I’ve had Tri-tip a few times, and what a fantastic cut it is. It’s not that readily available, so unlikely you will find it in your local supermarket, although your local butcher may do it. I got this one from the Pitmaster BBQ Range from The Dorset Meat Company. I’ve been ordering meat from them online for around 2 years now and everything is always spot on.
A Little About Tri-tip
Tri-tip is a triangular cut of beef cut from the bottom of the sirloin, named after its triangular shape.

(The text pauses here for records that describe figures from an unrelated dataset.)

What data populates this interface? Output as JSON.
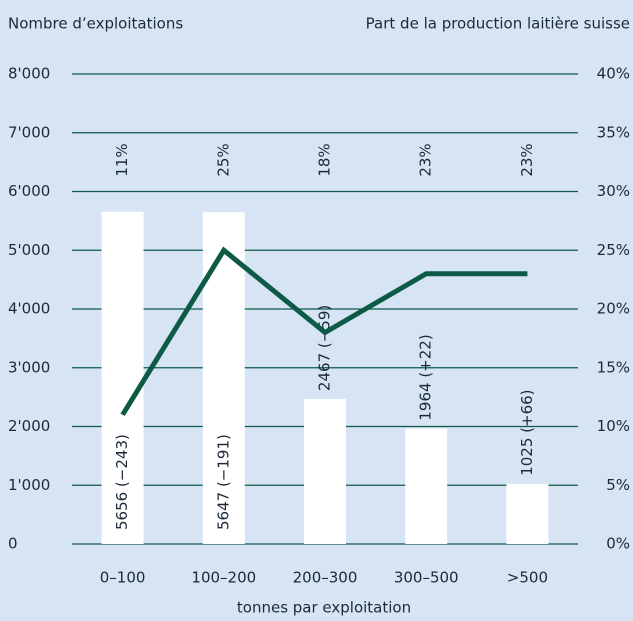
{
  "chart_data": {
    "type": "combo",
    "y_title": "Nombre d’exploitations",
    "y2_title": "Part de la production laitière suisse",
    "x_title": "tonnes par exploitation",
    "categories": [
      "0–100",
      "100–200",
      "200–300",
      "300–500",
      ">500"
    ],
    "series": [
      {
        "type": "bar",
        "color": "#ffffff",
        "values": [
          5656,
          5647,
          2467,
          1964,
          1025
        ],
        "value_labels": [
          "5656 (−243)",
          "5647 (−191)",
          "2467 (−59)",
          "1964 (+22)",
          "1025 (+66)"
        ]
      },
      {
        "type": "line",
        "axis": "y2",
        "color": "#0d5a47",
        "values": [
          11,
          25,
          18,
          23,
          23
        ],
        "value_labels": [
          "11%",
          "25%",
          "18%",
          "23%",
          "23%"
        ]
      }
    ],
    "ylim": [
      0,
      8000
    ],
    "yticks": [
      0,
      {
        "value": 1000,
        "label": "1'000"
      },
      {
        "value": 2000,
        "label": "2'000"
      },
      {
        "value": 3000,
        "label": "3'000"
      },
      {
        "value": 4000,
        "label": "4'000"
      },
      {
        "value": 5000,
        "label": "5'000"
      },
      {
        "value": 6000,
        "label": "6'000"
      },
      {
        "value": 7000,
        "label": "7'000"
      },
      {
        "value": 8000,
        "label": "8'000"
      }
    ],
    "y2lim": [
      0,
      40
    ],
    "y2ticks": [
      {
        "value": 0,
        "label": "0%"
      },
      {
        "value": 5,
        "label": "5%"
      },
      {
        "value": 10,
        "label": "10%"
      },
      {
        "value": 15,
        "label": "15%"
      },
      {
        "value": 20,
        "label": "20%"
      },
      {
        "value": 25,
        "label": "25%"
      },
      {
        "value": 30,
        "label": "30%"
      },
      {
        "value": 35,
        "label": "35%"
      },
      {
        "value": 40,
        "label": "40%"
      }
    ],
    "grid": true
  }
}
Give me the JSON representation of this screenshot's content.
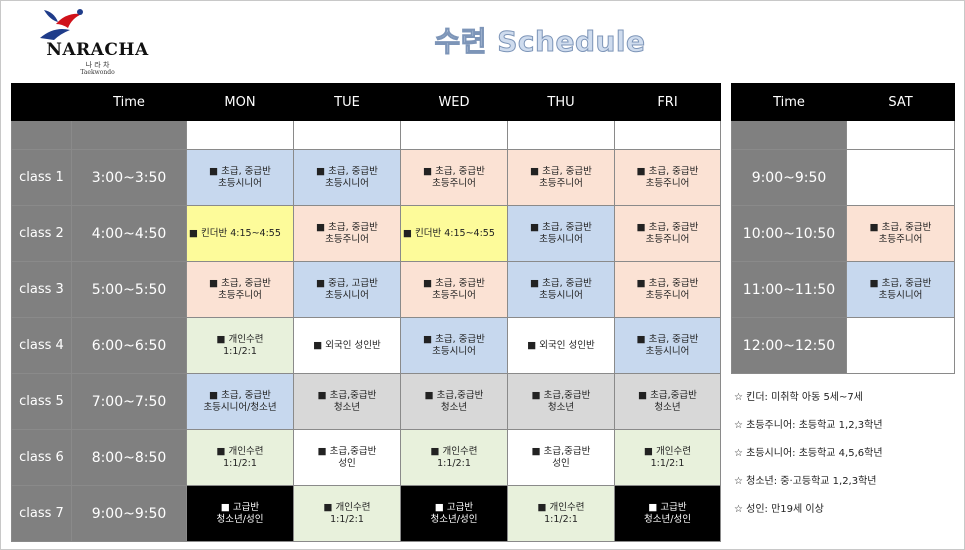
{
  "logo": {
    "name": "NARACHA",
    "korean": "나 라 차",
    "sub": "Taekwondo"
  },
  "title": "수련 Schedule",
  "weekday": {
    "headers": [
      "",
      "Time",
      "MON",
      "TUE",
      "WED",
      "THU",
      "FRI"
    ],
    "rows": [
      {
        "class": "class 1",
        "time": "3:00~3:50",
        "cells": [
          {
            "text": "■ 초급, 중급반\n초등시니어",
            "color": "blue"
          },
          {
            "text": "■ 초급, 중급반\n초등시니어",
            "color": "blue"
          },
          {
            "text": "■ 초급, 중급반\n초등주니어",
            "color": "peach"
          },
          {
            "text": "■ 초급, 중급반\n초등주니어",
            "color": "peach"
          },
          {
            "text": "■ 초급, 중급반\n초등주니어",
            "color": "peach"
          }
        ]
      },
      {
        "class": "class 2",
        "time": "4:00~4:50",
        "cells": [
          {
            "text": "■ 킨더반 4:15~4:55",
            "color": "yellow"
          },
          {
            "text": "■ 초급, 중급반\n초등주니어",
            "color": "peach"
          },
          {
            "text": "■ 킨더반 4:15~4:55",
            "color": "yellow"
          },
          {
            "text": "■ 초급, 중급반\n초등시니어",
            "color": "blue"
          },
          {
            "text": "■ 초급, 중급반\n초등주니어",
            "color": "peach"
          }
        ]
      },
      {
        "class": "class 3",
        "time": "5:00~5:50",
        "cells": [
          {
            "text": "■ 초급, 중급반\n초등주니어",
            "color": "peach"
          },
          {
            "text": "■ 중급, 고급반\n초등시니어",
            "color": "blue"
          },
          {
            "text": "■ 초급, 중급반\n초등주니어",
            "color": "peach"
          },
          {
            "text": "■ 초급, 중급반\n초등시니어",
            "color": "blue"
          },
          {
            "text": "■ 초급, 중급반\n초등주니어",
            "color": "peach"
          }
        ]
      },
      {
        "class": "class 4",
        "time": "6:00~6:50",
        "cells": [
          {
            "text": "■ 개인수련\n1:1/2:1",
            "color": "green"
          },
          {
            "text": "■ 외국인 성인반",
            "color": "white"
          },
          {
            "text": "■ 초급, 중급반\n초등시니어",
            "color": "blue"
          },
          {
            "text": "■ 외국인 성인반",
            "color": "white"
          },
          {
            "text": "■ 초급, 중급반\n초등시니어",
            "color": "blue"
          }
        ]
      },
      {
        "class": "class 5",
        "time": "7:00~7:50",
        "cells": [
          {
            "text": "■ 초급, 중급반\n초등시니어/청소년",
            "color": "blue"
          },
          {
            "text": "■ 초급,중급반\n청소년",
            "color": "gray"
          },
          {
            "text": "■ 초급,중급반\n청소년",
            "color": "gray"
          },
          {
            "text": "■ 초급,중급반\n청소년",
            "color": "gray"
          },
          {
            "text": "■ 초급,중급반\n청소년",
            "color": "gray"
          }
        ]
      },
      {
        "class": "class 6",
        "time": "8:00~8:50",
        "cells": [
          {
            "text": "■ 개인수련\n1:1/2:1",
            "color": "green"
          },
          {
            "text": "■ 초급,중급반\n성인",
            "color": "white"
          },
          {
            "text": "■ 개인수련\n1:1/2:1",
            "color": "green"
          },
          {
            "text": "■ 초급,중급반\n성인",
            "color": "white"
          },
          {
            "text": "■ 개인수련\n1:1/2:1",
            "color": "green"
          }
        ]
      },
      {
        "class": "class 7",
        "time": "9:00~9:50",
        "cells": [
          {
            "text": "■ 고급반\n청소년/성인",
            "color": "black"
          },
          {
            "text": "■ 개인수련\n1:1/2:1",
            "color": "green"
          },
          {
            "text": "■ 고급반\n청소년/성인",
            "color": "black"
          },
          {
            "text": "■ 개인수련\n1:1/2:1",
            "color": "green"
          },
          {
            "text": "■ 고급반\n청소년/성인",
            "color": "black"
          }
        ]
      }
    ]
  },
  "saturday": {
    "headers": [
      "Time",
      "SAT"
    ],
    "rows": [
      {
        "time": "9:00~9:50",
        "cell": {
          "text": "",
          "color": "white"
        }
      },
      {
        "time": "10:00~10:50",
        "cell": {
          "text": "■ 초급, 중급반\n초등주니어",
          "color": "peach"
        }
      },
      {
        "time": "11:00~11:50",
        "cell": {
          "text": "■ 초급, 중급반\n초등시니어",
          "color": "blue"
        }
      },
      {
        "time": "12:00~12:50",
        "cell": {
          "text": "",
          "color": "white"
        }
      }
    ]
  },
  "legend": [
    "☆ 킨더: 미취학 아동 5세~7세",
    "☆ 초등주니어: 초등학교 1,2,3학년",
    "☆ 초등시니어: 초등학교 4,5,6학년",
    "☆ 청소년:  중·고등학교 1,2,3학년",
    "☆ 성인: 만19세 이상"
  ],
  "colors": {
    "blue": "#c7d8ee",
    "peach": "#fbe2d4",
    "yellow": "#fdfb9a",
    "green": "#e8f1dc",
    "white": "#ffffff",
    "gray": "#d8d8d8",
    "black": "#000000",
    "header": "#000000",
    "label": "#808080"
  }
}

It’s called Santa Maria because Santa Maria, California is where beef tri-tips first became popular. The history of Santa Maria barbecue dates back to the early 1800s when ranching was the mainstay of the economy was cattle and America’s first cowboys, the colourful vaqueros held large beef barbecues following every cattle roundup.
Preparation and Cook
This Santa Maria Tri-tip came pre-marinated so there was very little (if any) prep to do. I took it out of the fridge about an hour before I wanted to cook it to bring it up to room temperature.
I was cooking this one on the SNS Kettle, which I set up with an indirect and direct zone. The plan was to cook this using a reverse sear. This is where for the majority of the cook the Tri-tip is cooked on the indirect area of the BBQ. Towards the end of the cook, you then move it to the direct area for some direct grilling.
Once done I removed it and wrapped it for 30 minutes whilst I cooked the carrots and broccoli.
I really like this cut. If you haven’t tried it I would really encourage you to give it a go. It’s a real shame that it’s not more widely available, as I am sure if it were it would be incredibly popular.
It is also really easy to cook. I am all about simple, low-effort cooking that delivers great-tasting food and this does that.
An added bonus with this particular cook was that the Tri-tip came pre-seasoned from The Dorset Meat Company so even less effort.
Santa Maria Tri-tip
- 1 400g Tri-tip
- If your Tri-tip doesn't come pre-seasoned, add your favourite rub and place it in the fridge overnight. Take it out about an out before you want to start cooking.
- Set your BBQ up with 2 zones, aiming for a temperature of 180-200°C on the indirect side.
- Place the Tri-tip on the indirect side of the BBQ and cook for around 20 minutes, then turn over the Tri-tip.
- Keep monitoring the internal temperature of the meat, and when it gets to around 45°C move the direct side of the BBQ, and cook for 2-3 minutes each side.
- Check the temperature, and when it hits around 50°C removed from the BBQ. If it hadn't hit 50°C, move it back over to the indirect side of the BBQ until the desired temperature is reached.
- Remove from the BBQ and wrap for at least 20 minutes. The meat will continue to cook whilst wrapped.
- Finally, unwrap the Tri-tip and slice across the grain. This is important to ensure you reduce the length of the muscle fibers making the meat as tender as possible.